Transitar de energia fóssil para energia renovável não é a chave para a resolução de todos os problemas do planeta. O alerta vem da Secretária de Estado do Ambiente, Inês Costa que, sem deixar de reconhecer a necessidade desta transição, virou o ponteiro para a intensidade de recursos associada às renováveis, necessária para garantir as estruturas materiais de que a energia depende para ser usada.

A abrir a Portugal Renewable Summit, conferência anual da APREN, a governante trouxe à liça as estimativas do Banco Mundial, que estima serem necessárias 34 milhões de toneladas de cobre, 40 milhões de toneladas de chumbo, 50 milhões de toneladas de zinco, 162 milhões de toneladas de alumínio e 5 mil milhões de toneladas de ferro para assegurar a transição energética até 2050. Podemos ainda juntar metais críticos a estas contas, e aqui a Secretária de Estado aproveita para lembrar o neodímio, o índio ou a prata, cuja relevância se esconde atrás da mediatização do lítio. E por falar em prata, o México tem uma das maiores minas do planeta – 100 km2 que irão produzir 11 mil toneladas em 10 anos. A transição energética pretendida, e necessária, como a governante nunca deixou de vincar ao longo da comunicação, implicaria mais 130 minas desta escala, só para prata. Poderíamos ainda falar de sílica, um material essencial a componentes eletrónicos e a tecnologia renovável, que é o segundo recurso mais explorado em todo o planeta e enfrenta problemas de escassez.

A evidência sugere não haver recursos materiais suficientes para assegurar as metas de Paris, o que nos empurra para a necessidade de pensar estrategicamente estes recursos e dissociarmos o crescimento da exploração de recursos, sobretudo onde essa exploração é mais supérflua. “Não devemos continuar a usar metais raros em playstations porque precisamos deles para fazer painéis solares” – a ideia do consultor Pieter van Exter, coautor do relatório Metal Demands of the Dutch Energy Transition, é aplicável a outras áreas.
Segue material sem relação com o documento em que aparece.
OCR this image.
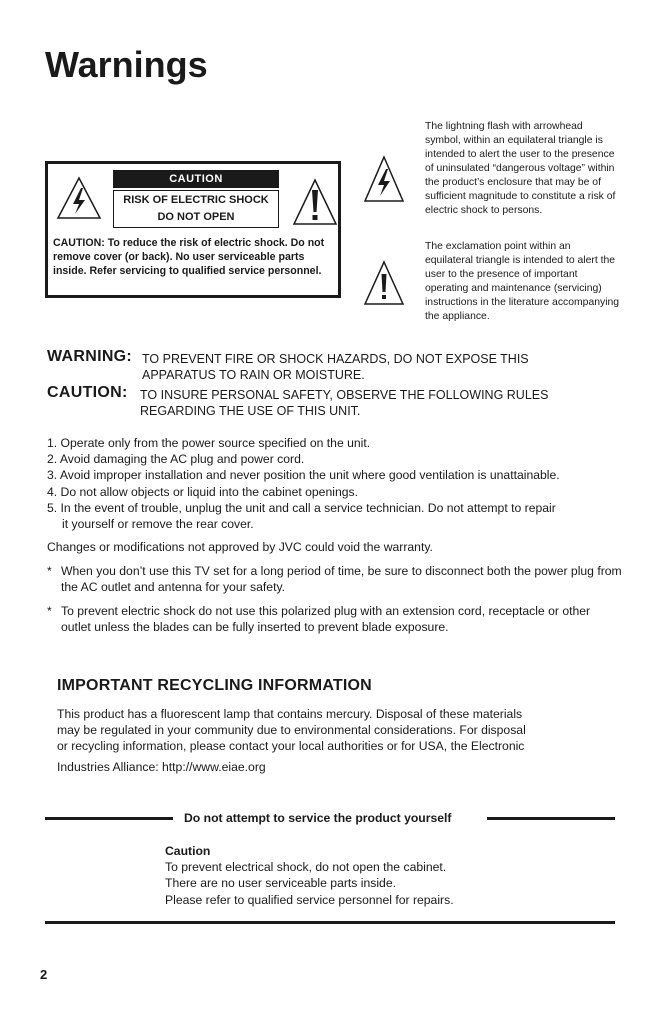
Warnings
CAUTION
RISK OF ELECTRIC SHOCK
DO NOT OPEN
CAUTION: To reduce the risk of electric shock. Do not remove cover (or back). No user serviceable parts inside. Refer servicing to qualified service personnel.
The lightning flash with arrowhead symbol, within an equilateral triangle is intended to alert the user to the presence of uninsulated “dangerous voltage” within the product’s enclosure that may be of sufficient magnitude to constitute a risk of electric shock to persons.
The exclamation point within an equilateral triangle is intended to alert the user to the presence of important operating and maintenance (servicing) instructions in the literature accompanying the appliance.
WARNING: TO PREVENT FIRE OR SHOCK HAZARDS, DO NOT EXPOSE THIS APPARATUS TO RAIN OR MOISTURE.
CAUTION: TO INSURE PERSONAL SAFETY, OBSERVE THE FOLLOWING RULES REGARDING THE USE OF THIS UNIT.
1. Operate only from the power source specified on the unit.
2. Avoid damaging the AC plug and power cord.
3. Avoid improper installation and never position the unit where good ventilation is unattainable.
4. Do not allow objects or liquid into the cabinet openings.
5. In the event of trouble, unplug the unit and call a service technician. Do not attempt to repair
it yourself or remove the rear cover.
Changes or modifications not approved by JVC could void the warranty.
* When you don’t use this TV set for a long period of time, be sure to disconnect both the power plug from the AC outlet and antenna for your safety.
* To prevent electric shock do not use this polarized plug with an extension cord, receptacle or other outlet unless the blades can be fully inserted to prevent blade exposure.
IMPORTANT RECYCLING INFORMATION
This product has a fluorescent lamp that contains mercury. Disposal of these materials
may be regulated in your community due to environmental considerations. For disposal
or recycling information, please contact your local authorities or for USA, the Electronic
Industries Alliance: http://www.eiae.org
Do not attempt to service the product yourself
Caution
To prevent electrical shock, do not open the cabinet.
There are no user serviceable parts inside.
Please refer to qualified service personnel for repairs.
2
Não se trata apenas de trocar um modelo de consumo por outro para poupar recursos, mas diminuir o consumo de uma forma geral, passando do transporte particular (ainda que elétrico) ao transporte público, substituir a lógica da obsolescência programada pela da durabilidade e reparação, e desincentivar indústrias “socialmente desnecessárias, que alimentam nichos de consumo particularmente ineficientes em termos materiais e energéticos”, vincou Inês Costa.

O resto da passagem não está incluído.